The Australian Nuclear Science and Technology Organisation (ANSTO) will deploy and asses the performance of a new generation of passive sampler technology used in the UPWATER project. The governmental organization is keen to play a part as associated partner, according to scientist Dioni Cendón: “Australia’s climate and physiographic conditions make the continent an ideal testing ground.”
ANSTO is one of Australia’s largest public research organizations funded by the Australian Government. It is the home of Australia’s nuclear expertise. ANSTO’s Environmental research informs sustainable management strategies and adds to Australia’s capacity to respond to environmental challenges. Addressing environmental challenges is the reason for participating in the UPWATER project.
ANSTO and its expert groundwater team, led by principal research scientist and groundwater expert Dioni Cendón, have a strong track-record, with beneficial knowledge and cutting-edge analytical techniques at their disposal. In their work, they partner up with scientists and engineers to improve human health and protect the environment. During UPWATER, they will work in conjunction with the European partners.
Samplers beneficial for nuclear waste sites
ANSTO will deploy and assess some of the passive sampling methods that will similarly be tested by the UPWATER partners in the three case studies in Europe. The major difference between testing in Europe and Australia is the diverse climate and other soil characteristics.

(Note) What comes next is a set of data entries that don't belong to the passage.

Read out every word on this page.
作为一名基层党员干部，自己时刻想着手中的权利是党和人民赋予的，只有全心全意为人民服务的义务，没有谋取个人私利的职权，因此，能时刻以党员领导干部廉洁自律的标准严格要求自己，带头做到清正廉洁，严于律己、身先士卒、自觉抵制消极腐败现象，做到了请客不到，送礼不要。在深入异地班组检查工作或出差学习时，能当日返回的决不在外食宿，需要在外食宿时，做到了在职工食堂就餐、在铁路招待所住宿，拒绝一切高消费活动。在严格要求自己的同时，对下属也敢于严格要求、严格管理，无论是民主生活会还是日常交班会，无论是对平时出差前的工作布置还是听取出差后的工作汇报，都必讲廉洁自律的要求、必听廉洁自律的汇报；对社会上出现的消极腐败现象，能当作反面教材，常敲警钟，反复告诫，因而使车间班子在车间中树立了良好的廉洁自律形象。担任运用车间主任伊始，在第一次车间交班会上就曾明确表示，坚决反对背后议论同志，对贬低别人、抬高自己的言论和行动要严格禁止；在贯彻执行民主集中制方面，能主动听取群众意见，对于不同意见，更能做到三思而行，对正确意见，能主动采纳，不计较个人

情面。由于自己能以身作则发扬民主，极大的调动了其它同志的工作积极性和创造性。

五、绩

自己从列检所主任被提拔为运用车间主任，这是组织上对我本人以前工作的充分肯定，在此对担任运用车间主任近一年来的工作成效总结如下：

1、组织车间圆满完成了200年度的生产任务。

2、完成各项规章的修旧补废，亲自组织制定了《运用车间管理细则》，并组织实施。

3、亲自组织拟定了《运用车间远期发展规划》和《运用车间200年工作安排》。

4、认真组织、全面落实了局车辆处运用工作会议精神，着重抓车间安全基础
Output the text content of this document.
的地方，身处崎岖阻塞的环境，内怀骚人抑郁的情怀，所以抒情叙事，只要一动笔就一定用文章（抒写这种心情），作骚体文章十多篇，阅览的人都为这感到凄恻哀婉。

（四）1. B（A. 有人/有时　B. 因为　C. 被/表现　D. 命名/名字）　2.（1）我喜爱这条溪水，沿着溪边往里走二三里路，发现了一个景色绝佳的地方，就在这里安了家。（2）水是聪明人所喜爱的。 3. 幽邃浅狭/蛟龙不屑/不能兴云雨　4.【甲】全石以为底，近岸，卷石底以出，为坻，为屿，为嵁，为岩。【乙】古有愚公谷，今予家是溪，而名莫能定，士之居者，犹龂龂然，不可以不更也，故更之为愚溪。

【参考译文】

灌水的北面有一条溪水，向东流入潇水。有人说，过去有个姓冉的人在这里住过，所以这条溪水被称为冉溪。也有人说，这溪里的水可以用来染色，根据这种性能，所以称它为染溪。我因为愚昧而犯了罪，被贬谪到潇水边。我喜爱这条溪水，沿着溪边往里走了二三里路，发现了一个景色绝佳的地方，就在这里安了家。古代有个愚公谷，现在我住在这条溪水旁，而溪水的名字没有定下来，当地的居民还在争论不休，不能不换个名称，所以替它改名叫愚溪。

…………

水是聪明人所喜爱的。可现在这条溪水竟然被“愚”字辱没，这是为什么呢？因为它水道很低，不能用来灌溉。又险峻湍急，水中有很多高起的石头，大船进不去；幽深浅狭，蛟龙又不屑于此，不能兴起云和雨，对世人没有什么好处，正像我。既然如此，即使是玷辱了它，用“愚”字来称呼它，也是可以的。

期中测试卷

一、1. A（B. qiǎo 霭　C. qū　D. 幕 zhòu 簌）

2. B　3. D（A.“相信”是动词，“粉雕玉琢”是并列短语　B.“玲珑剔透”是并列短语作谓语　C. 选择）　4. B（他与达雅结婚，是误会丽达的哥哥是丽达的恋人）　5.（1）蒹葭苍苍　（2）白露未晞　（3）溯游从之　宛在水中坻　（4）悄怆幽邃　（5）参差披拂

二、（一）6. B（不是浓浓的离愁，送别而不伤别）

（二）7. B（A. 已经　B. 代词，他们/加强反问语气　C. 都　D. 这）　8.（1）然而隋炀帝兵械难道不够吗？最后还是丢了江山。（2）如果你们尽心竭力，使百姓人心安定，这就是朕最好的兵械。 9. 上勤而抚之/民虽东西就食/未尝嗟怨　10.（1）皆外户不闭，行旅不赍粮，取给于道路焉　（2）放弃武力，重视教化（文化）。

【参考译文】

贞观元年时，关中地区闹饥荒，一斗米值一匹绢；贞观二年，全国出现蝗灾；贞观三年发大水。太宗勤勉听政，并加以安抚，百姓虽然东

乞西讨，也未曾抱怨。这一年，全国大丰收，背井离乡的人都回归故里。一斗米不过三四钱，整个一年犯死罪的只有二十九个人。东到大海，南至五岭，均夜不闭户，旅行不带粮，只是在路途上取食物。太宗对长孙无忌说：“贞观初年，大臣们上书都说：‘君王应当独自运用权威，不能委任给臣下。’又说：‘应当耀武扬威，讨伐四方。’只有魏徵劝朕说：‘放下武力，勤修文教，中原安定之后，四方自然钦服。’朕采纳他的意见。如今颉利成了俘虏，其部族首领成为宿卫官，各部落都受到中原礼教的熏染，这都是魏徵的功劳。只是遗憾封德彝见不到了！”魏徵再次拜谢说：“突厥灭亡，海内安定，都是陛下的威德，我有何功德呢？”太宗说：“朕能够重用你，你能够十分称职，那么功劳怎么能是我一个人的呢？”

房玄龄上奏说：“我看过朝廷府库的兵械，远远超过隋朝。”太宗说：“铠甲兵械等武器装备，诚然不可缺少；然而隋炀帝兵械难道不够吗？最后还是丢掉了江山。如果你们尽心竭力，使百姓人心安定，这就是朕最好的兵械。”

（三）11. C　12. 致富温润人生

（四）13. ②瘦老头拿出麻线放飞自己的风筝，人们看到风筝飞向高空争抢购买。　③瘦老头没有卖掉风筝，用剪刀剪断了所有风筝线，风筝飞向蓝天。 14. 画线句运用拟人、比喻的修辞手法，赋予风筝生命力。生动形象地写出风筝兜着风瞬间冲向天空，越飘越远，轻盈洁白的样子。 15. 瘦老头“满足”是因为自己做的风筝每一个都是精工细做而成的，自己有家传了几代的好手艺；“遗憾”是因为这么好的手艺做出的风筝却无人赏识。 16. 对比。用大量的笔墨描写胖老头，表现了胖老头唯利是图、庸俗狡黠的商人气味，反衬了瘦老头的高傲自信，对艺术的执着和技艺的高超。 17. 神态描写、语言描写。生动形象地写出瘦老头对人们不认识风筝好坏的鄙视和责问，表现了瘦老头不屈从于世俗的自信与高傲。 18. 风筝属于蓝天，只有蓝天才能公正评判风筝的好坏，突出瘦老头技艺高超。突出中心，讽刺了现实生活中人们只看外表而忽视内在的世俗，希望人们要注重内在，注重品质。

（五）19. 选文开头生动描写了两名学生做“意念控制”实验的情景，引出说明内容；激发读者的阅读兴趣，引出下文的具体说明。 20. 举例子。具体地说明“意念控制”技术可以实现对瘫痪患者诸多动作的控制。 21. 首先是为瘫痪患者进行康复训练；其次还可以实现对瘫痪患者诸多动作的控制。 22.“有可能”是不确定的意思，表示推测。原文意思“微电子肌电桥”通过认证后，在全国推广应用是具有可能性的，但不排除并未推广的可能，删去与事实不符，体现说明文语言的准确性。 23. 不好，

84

Additionally, another highly monitored nuclear waste site, near to the city of Sydney, would benefit from UPWATER instrumentalization. New knowledge can help test the capability of samplers to define the transport of contaminants. For the Australian mining industry, development, sound environmental studies and demonstrated technologies are compulsory.
Cendón will coordinate installation and shipment of passive samplers together with the partners from Barcelona. The Barcelona labs and ANSTO know each other through collaborations in other research projects. ‘I will be working a lot with Professor Enric Vàzquez-Suñé from the IDAEA-CSIC, the coordinating party in the Barcelona case study. We are not strangers; we have already had a PhD student from Barcelona over to apply some of ANSTO’s analytical techniques.’
New generation of samplers
“Australia is the driest, inhabited continent’, Cendón said, explaining why his country is an ideal testing ground for innovation in groundwater protection. His country lacks higher altitudes to drive the important flow of groundwater. On top of that, most of the continent is semi or completely arid. ‘Some of our testing sites can not only be challenging to reach but will also demand a high degree of confidence in the samplers”, according to Cendón.
Cendón hopes to collectively test the new generation of passive samplers. This will form a great contribution, according to the scientist, considering the growing need to safeguard invaluable groundwater resources.